Anatta – Não Eu

Geralmente crescemos acreditando que somos diferentes uns dos outros, que somos únicos, especiais, que temos uma identidade intrínseca, acreditando ou não em uma alma que seja permanente e transpasse nosso “eu” para outra vida, agarramo-nos à ideia do “eu sou” e ao longo da vida vamos agregando aspectos a essa identidade.

Moldamos um “eu” próprio para destacarmo-nos em meio à sociedade, mesmo que esse “eu funcional” seja necessário à nossa vida cotidiana, nosso egocentrismo reforça a fantasia de que temos algo em nós que nos difere, que nos transforma em quem somos. Passamos a vida acumulando experiências, gostos pessoais, opiniões, ideologias; iludindo-nos que essas coisas nos definem, e distanciamo-nos daquilo que consideramos ser diferente da nossa identidade.
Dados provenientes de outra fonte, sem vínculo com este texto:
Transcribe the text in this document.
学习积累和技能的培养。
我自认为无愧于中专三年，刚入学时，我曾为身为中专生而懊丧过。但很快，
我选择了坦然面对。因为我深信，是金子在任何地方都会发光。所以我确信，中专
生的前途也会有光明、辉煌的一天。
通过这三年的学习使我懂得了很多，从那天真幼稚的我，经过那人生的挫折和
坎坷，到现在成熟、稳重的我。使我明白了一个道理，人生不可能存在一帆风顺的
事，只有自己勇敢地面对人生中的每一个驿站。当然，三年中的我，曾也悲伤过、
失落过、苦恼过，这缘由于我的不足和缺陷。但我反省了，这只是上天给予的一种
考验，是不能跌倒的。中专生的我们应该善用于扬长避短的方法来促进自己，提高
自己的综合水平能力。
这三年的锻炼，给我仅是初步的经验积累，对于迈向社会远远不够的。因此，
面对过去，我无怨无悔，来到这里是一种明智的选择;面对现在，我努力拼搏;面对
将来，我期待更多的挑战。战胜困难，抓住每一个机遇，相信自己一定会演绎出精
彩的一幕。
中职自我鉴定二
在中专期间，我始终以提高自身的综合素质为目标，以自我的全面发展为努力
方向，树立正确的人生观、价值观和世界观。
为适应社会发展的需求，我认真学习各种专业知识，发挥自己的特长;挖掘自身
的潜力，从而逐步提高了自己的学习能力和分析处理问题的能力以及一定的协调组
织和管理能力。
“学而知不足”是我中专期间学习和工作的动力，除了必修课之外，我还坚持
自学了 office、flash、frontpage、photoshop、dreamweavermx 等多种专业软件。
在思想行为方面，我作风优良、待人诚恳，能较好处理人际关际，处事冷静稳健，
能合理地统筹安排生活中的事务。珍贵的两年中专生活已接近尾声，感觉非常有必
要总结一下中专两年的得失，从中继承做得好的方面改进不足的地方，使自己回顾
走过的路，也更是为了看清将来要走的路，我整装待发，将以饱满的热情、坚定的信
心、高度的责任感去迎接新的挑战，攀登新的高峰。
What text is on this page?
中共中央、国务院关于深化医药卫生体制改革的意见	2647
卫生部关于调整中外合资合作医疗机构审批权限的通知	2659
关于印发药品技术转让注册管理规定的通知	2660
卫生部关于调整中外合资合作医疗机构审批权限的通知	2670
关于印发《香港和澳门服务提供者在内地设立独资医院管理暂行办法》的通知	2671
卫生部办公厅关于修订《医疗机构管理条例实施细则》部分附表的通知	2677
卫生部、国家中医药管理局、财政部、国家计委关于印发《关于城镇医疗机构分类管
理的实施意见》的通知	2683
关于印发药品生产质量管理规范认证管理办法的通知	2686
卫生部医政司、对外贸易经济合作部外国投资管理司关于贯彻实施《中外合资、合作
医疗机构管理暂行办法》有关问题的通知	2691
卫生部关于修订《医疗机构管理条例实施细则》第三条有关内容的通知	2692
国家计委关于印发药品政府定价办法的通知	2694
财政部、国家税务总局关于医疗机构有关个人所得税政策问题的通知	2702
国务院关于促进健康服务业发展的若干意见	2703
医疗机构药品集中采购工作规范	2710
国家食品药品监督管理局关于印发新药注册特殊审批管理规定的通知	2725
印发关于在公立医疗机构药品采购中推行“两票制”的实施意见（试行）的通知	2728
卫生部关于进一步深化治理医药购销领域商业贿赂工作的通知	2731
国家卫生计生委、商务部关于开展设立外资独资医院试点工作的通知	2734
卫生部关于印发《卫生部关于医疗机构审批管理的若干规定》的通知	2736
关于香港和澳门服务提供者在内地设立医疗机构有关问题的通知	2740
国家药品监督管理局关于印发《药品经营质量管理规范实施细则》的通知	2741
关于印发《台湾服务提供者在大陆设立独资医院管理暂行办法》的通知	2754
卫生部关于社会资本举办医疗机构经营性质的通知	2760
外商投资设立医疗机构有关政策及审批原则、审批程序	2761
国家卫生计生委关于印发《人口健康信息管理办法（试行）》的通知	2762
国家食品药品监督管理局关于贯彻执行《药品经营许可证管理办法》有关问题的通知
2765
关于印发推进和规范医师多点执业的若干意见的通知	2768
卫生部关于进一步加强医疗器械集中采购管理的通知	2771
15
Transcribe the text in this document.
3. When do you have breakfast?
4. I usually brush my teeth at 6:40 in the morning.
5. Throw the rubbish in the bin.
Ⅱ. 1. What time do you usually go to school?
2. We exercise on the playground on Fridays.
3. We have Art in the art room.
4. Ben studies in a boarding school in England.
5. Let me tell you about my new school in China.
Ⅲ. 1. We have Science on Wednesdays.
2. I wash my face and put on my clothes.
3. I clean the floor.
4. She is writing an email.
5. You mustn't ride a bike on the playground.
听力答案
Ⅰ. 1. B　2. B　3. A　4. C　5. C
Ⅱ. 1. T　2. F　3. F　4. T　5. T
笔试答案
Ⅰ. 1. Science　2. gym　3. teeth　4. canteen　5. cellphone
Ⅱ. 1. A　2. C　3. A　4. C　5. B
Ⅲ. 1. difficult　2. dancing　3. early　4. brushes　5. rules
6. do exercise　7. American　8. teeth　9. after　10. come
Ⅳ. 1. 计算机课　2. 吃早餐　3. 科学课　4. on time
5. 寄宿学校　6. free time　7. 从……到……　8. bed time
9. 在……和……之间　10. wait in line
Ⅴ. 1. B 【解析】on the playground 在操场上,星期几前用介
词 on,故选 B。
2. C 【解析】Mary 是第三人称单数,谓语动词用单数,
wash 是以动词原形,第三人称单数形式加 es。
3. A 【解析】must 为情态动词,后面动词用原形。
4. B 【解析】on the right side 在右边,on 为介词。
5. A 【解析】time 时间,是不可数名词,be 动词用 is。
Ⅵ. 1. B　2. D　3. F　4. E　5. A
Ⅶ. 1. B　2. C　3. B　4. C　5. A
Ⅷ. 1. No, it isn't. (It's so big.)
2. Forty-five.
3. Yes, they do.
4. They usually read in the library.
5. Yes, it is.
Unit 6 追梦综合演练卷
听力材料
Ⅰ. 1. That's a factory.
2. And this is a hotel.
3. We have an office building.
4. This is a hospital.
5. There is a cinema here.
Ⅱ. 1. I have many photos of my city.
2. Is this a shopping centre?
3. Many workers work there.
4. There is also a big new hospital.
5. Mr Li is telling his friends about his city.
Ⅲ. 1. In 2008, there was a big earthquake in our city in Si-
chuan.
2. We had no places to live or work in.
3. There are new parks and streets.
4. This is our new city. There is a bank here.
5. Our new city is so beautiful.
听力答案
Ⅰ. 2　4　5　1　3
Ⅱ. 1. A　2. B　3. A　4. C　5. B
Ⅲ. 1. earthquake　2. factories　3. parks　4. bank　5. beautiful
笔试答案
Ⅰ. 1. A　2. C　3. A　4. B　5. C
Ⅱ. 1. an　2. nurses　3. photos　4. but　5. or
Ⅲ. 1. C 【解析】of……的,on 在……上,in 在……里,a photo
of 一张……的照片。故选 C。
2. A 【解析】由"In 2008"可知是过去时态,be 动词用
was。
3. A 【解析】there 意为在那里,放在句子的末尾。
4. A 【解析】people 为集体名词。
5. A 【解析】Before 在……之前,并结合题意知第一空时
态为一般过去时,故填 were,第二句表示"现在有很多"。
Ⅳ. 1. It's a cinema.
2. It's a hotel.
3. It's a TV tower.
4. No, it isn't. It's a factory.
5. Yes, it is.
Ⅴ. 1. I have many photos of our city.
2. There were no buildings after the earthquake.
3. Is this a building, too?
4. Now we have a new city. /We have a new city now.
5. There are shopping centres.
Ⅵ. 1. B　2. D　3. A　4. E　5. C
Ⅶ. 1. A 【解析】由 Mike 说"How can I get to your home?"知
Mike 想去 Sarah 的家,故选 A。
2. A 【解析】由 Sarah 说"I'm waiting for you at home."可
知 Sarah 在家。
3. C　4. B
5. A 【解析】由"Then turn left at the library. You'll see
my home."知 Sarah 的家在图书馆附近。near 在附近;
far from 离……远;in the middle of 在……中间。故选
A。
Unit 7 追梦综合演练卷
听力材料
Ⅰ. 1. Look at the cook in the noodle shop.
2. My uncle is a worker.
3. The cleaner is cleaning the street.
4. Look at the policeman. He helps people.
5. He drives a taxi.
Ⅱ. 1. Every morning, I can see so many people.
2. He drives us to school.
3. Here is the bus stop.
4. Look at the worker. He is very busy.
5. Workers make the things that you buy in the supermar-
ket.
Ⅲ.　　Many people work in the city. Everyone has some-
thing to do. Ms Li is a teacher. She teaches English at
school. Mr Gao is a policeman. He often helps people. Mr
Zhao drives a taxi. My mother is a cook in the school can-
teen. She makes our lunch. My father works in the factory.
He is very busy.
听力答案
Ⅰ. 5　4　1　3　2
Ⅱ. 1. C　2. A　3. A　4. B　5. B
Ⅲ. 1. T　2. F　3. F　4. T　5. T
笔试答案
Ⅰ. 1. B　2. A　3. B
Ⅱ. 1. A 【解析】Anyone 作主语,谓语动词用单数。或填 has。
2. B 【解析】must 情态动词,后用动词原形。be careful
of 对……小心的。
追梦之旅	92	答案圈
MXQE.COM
Agregamos tantos valores em nossas diferenças que nos esquecemos das nossas semelhanças, com isso, adaptamo-nos a um “eu individual e único” e prendemo-nos a ele.

Nossas experiências fazem parte da nossa construção como pessoas, bem como nosso convívio social, familiar, mas não transformam nosso “eu” em algo perene, inerente, são apenas partes que voam em torno do eixo do furacão, contudo, nossa ilusão de um “eu” individual aprisiona-nos em nosso universo particular e cega-nos para o fato de sermos fenômenos do grande universo do qual estamos integrados.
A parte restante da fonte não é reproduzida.